What was wrong with me was that I needed to sleep, and eat, and exercise, and parent my kids, and hang out with friends, and fantasise about the opposite sex, and, well, live.

Since I made my first to-do list, back at uni, the list came with a dream: one day I would finally get all the things done. And then I could spend all day playing again, just like when I was a child. I'd been carrying that dream around for almost 30 years.

Not only that, when I looked at all the things I'd told myself I'd do some day, I felt like I'd broken an enormous promise to myself. For 30 years.
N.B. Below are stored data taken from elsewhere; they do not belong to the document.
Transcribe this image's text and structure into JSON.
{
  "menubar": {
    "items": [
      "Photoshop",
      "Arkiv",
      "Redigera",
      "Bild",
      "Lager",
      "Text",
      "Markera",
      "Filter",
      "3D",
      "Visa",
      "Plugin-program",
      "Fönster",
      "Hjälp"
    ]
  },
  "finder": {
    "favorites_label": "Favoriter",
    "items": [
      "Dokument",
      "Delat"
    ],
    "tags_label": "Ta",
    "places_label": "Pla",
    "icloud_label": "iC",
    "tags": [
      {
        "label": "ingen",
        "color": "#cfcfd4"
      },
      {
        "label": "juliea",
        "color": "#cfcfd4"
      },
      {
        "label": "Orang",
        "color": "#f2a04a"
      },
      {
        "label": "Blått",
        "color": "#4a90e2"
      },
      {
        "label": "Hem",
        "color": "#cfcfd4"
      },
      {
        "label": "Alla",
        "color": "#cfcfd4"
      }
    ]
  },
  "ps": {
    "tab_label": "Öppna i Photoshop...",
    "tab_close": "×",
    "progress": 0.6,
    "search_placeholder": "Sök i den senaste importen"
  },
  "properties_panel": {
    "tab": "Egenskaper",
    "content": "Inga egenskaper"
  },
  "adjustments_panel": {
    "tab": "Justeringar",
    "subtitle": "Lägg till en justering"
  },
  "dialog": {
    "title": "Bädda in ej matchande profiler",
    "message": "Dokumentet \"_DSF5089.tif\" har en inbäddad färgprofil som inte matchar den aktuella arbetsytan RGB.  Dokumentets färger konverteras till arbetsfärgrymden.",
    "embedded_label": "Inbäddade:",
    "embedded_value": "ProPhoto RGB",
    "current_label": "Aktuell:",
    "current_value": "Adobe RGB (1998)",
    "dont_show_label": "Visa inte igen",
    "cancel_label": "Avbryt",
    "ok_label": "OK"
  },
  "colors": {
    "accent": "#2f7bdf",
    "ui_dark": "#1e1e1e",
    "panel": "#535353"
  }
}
Some time in the first half of 2012 I thought, what if I just threw it away?  It occurred to me that I was making life's journey with a gigantic suitcase full of things I'd probably never use. I'd learned to travel light, physically -- anything that doesn't fit in my cabin-bag-sized wheelie case doesn't come on tour (except for my guitar... but that's another story)! What if I just threw it away? Wouldn't I feel lighter? Better? Happier?

Okay, I thought. So what would have to happen, what would have to change, in order for me to throw it away?

I would need some other way to keep track of deadlines and commitments to other people. That stuff really does have to be outsourced to something more reliable than my wetware.

And I would still want to keep a few things written down. The stuff I really had promised myself I would actually do, the stuff I wanted to plan out, to make happen. But the less important stuff, and the stuff that was just ideas -- that'd have to be cast once again upon the Darwinian mercies of my soggy neural network, just like it had ben in the wonderful before, when I could spend all Saturday afternoon practising somersaults or writing to imaginary boyfriends.

I'd kept a diary since my uni days (because you don't want to think about exams and lectures all the time but it helps if you can remember when they are!). I used to have a paper diary, then a software calendar that I would print out each month and carry in my bag for 'on-the-go' appointments, but now I had an Android smartphone and was using the wonderful Google Calendar.  Accessible from my computer, from my phone, downloadable, printable, sharable... and I was well into the habit of looking at it every day, which is the trick with diaries. So I thought, well, I can put the deadlines and commitments on Google Calendar. I'll use the Calendar Flair gadget to give them a red star! Yes! Of course! And the things I really, really want to do -- the bucket-list things! -- I'll think about how and when I could actually make them happen and put them on the calendar as all-day 'appointments' on certain days or weeks. I'll schedule them.

And it worked! That heavy suitcase feeling disappeared. Not overnight -- at first I scheduled too many things and had to learn to let go even more: schedule less for each day, block out whole days as unscheduled, and stop scheduling things that didn't really matter. I'm still learning. The calendar is gradually getting less cluttered. But I'm still achieving lots of stuff. Maybe more than before, maybe not, but that doesn't matter, really, because I'm happier.

The feeling of liberation is hard to explain, but it's very like when you get off a plane with your cabin bag and go straight to the bus or taxi rank while most of the other passengers are waiting around the baggage carousel.

OK, I still have the cabin bag -- I have a short list of tasks for each day, most days. I can't live without that. (Not yet, anyway!) But I'm living more in the moment, not worrying about next week until I get to it, except at certain times when I sit down and plan. And if my plans don't work out, I don't beat myself up. When I get to the end of the day and I haven't done some task or other, I can just pick it up with my clicking finger and drag it to another day, or another month, or sometime next year, and forget about it until then. Or I can just hit Delete and say, well, too bad, I never did that thing, but so what? And I'm getting better at hitting Delete. Which gives me more time to do the stuff I really want to do. Like writing. And hanging out with friends, and fantasising about the opposite sex. Hurray!